The Hudson Valley Mall (small, rural, fading into obscurity by the time I arrived here in the mid-nineties), was my most visited destination when my kids were little.
Trips to Target, the ancient arcade, the food court, the movies , that little booth where the girls tasted their first cotton candy smoothies— all of it was cherished by both girls (and me). There’s not much to do in this part of New York in winter, so a couple of hours of mall walking and smoothie drinking on a dark, cold Sunday afternoon was always welcome.
My favorite thing to do was win a cheap stuffed animal from the claw machine. We’d press our faces to the glass and hold our breath until the toy was safely deposited into the little prize chute.
As my kids grew, the stores they liked changed. We went from Justice to Aeropostale, from Target to H&M. We saw every Pixar movie the day it came out. We bought video games at Best Buy and Christmas gifts at Macy’s.
The years passed and our trips to the mall dwindled, but we still dropped by for movies and last minute items — a dress for a school dance, a Halloween costume, a gift for a friend.
After my older daughter, Ana, got cancer, mall visits were few and far between. Public places were too much of an infection risk. By the time she stabilized — after a liver transplant and months of recovery — she was twelve years old and the mall was really struggling, losing stores every day, it seemed.
Eventually, Ana didn’t want to go to the mall at all — at least, not with me. It was much more appealing to go out with her friends. The last movie I saw with Ana was “The Maze Runner” when she was 13. We saw it on a weekend after she’d spent the day at the hospital. There were only two other people in the theater.
I remember thinking, with a pang, about my mother — how we’d gone to to our own local mall together. I’d stopped going with her when I hit my late teens, preferring to go to the mall with my friends.
Ana died in March 2017 and my desire to go to the mall died with her. At that point, the mall was also dying, losing its battle for relevancy one anchor store at a time.
They had begun closing when Ana was still alive — first JCPenney in 2015, then Macy’s in 2016, then Sears in 2018. The smaller stores quickly followed, shuttering their doors one by one: Aeropostale, Justice, Charlotte Russe, Hallmark, the soft pretzel place, the arcade, even the movie theater, though that recently reopened.

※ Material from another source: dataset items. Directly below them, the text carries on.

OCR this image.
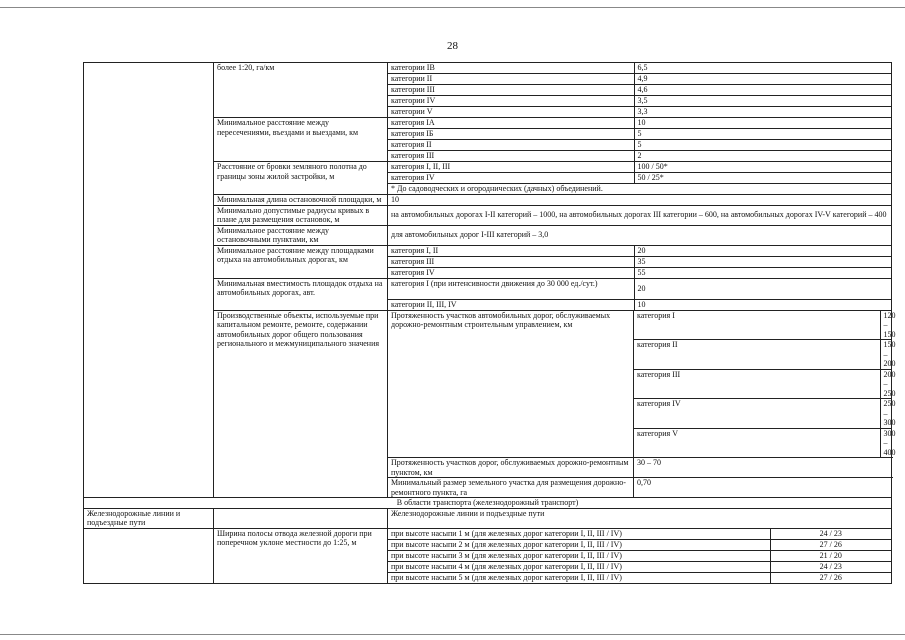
28
	более 1:20, га/км		категории IВ	6,5
категории II	4,9
категории III	4,6
категории IV	3,5
категории V	3,3

Минимальное расстояние между пересечениями, въездами и выездами, км	
категория IА	10
категория IБ	5
категория II	5
категория III	2

Расстояние от бровки земляного полотна до границы зоны жилой застройки, м	
категория I, II, III	100 / 50*
категория IV	50 / 25*
* До садоводческих и огороднических (дачных) объединений.

Минимальная длина остановочной площадки, м	10
Минимально допустимые радиусы кривых в плане для размещения остановок, м	на автомобильных дорогах I-II категорий – 1000, на автомобильных дорогах III категории – 600, на автомобильных дорогах IV-V категорий – 400
Минимальное расстояние между остановочными пунктами, км	для автомобильных дорог I-III категорий – 3,0
Минимальное расстояние между площадками отдыха на автомобильных дорогах, км	
категория I, II	20
категория III	35
категория IV	55

Минимальная вместимость площадок отдыха на автомобильных дорогах, авт.	
категория I (при интенсивности движения до 30 000 ед./сут.)	20
категории II, III, IV	10

Производственные объекты, используемые при капитальном ремонте, ремонте, содержании автомобильных дорог общего пользования регионального и межмуниципального значения	Протяженность участков автомобильных дорог, обслуживаемых дорожно-ремонтным строительным управлением, км	
категория I	120 – 150
категория II	150 – 200
категория III	200 – 250
категория IV	250 – 300
категория V	300 – 400

Протяженность участков дорог, обслуживаемых дорожно-ремонтным пунктом, км	30 – 70
Минимальный размер земельного участка для размещения дорожно-ремонтного пункта, га	0,70
В области транспорта (железнодорожный транспорт)
Железнодорожные линии и подъездные пути		Железнодорожные линии и подъездные пути
	Ширина полосы отвода железной дороги при поперечном уклоне местности до 1:25, м	
при высоте насыпи 1 м (для железных дорог категории I, II, III / IV)	24 / 23
при высоте насыпи 2 м (для железных дорог категории I, II, III / IV)	27 / 26
при высоте насыпи 3 м (для железных дорог категории I, II, III / IV)	21 / 20
при высоте насыпи 4 м (для железных дорог категории I, II, III / IV)	24 / 23
при высоте насыпи 5 м (для железных дорог категории I, II, III / IV)	27 / 26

The mall owners stopped trying to fill the empty storefronts and instead (in a baffling move), boarded them up with sheetrock and covered the newly built walls with giant murals and ads. They covered the tile floors with carpeting and a hush fell over the always-empty mall. Walking through there now is surreal, like visiting the inside of a dusty museum.
I’ve spurned malls throughout the years. I’ve judged them — and myself — for returning over and over again and succumbing to the temptation of consumerism. Malls are easy to hate. It’s not a bad thing that many of them are closing.
Once, about a year after Ana died, I went to the mall and visited the newly constructed walls that concealed the entrances to Ana’s favorite stores. It was hard not to feel as though everything was coming to an end — her life, my life as her mother, and the stage of motherhood punctuated by cotton candy smoothies and Pixar movies.
I grew up on Long Island in the seventies and eighties. Malls were a focal point of my childhood. It’s no wonder that I fell back into it with my own kids twenty years later, embracing the mall with guilty relief. The mall got us out of the house. It brought us together. It clothed us, fed us, and entertained us.
I’m sad, but I realize now it’s not about the mall. It’s about lost potential, and aging, and the realization that nothing is permanent.
I rarely visit the mall these days. There are only a few stores remaining — Target, Best Buy, Dick’s and H&M. They’re turning the old Macy’s into a medical pavilion. The rest of the mall remains empty. It holds only memories.
My younger daughter has spurned fast fashion. Thanks to her, I’m discovering the joy of vintage shopping. At fifteen, she doesn’t seem to mind going shopping with me in the small towns and villages in our area. I cherish every outing, every Saturday afternoon spent mulling over treasures that can’t be found in any mall.
The dead mall is a symbol of my past, filled with memories and ghosts. It’s a relic whose best days are behind it, but I’m starting to realize that doesn’t mean my best days are gone too. I appreciate what the mall meant to me, and I’m more than ready to let it go.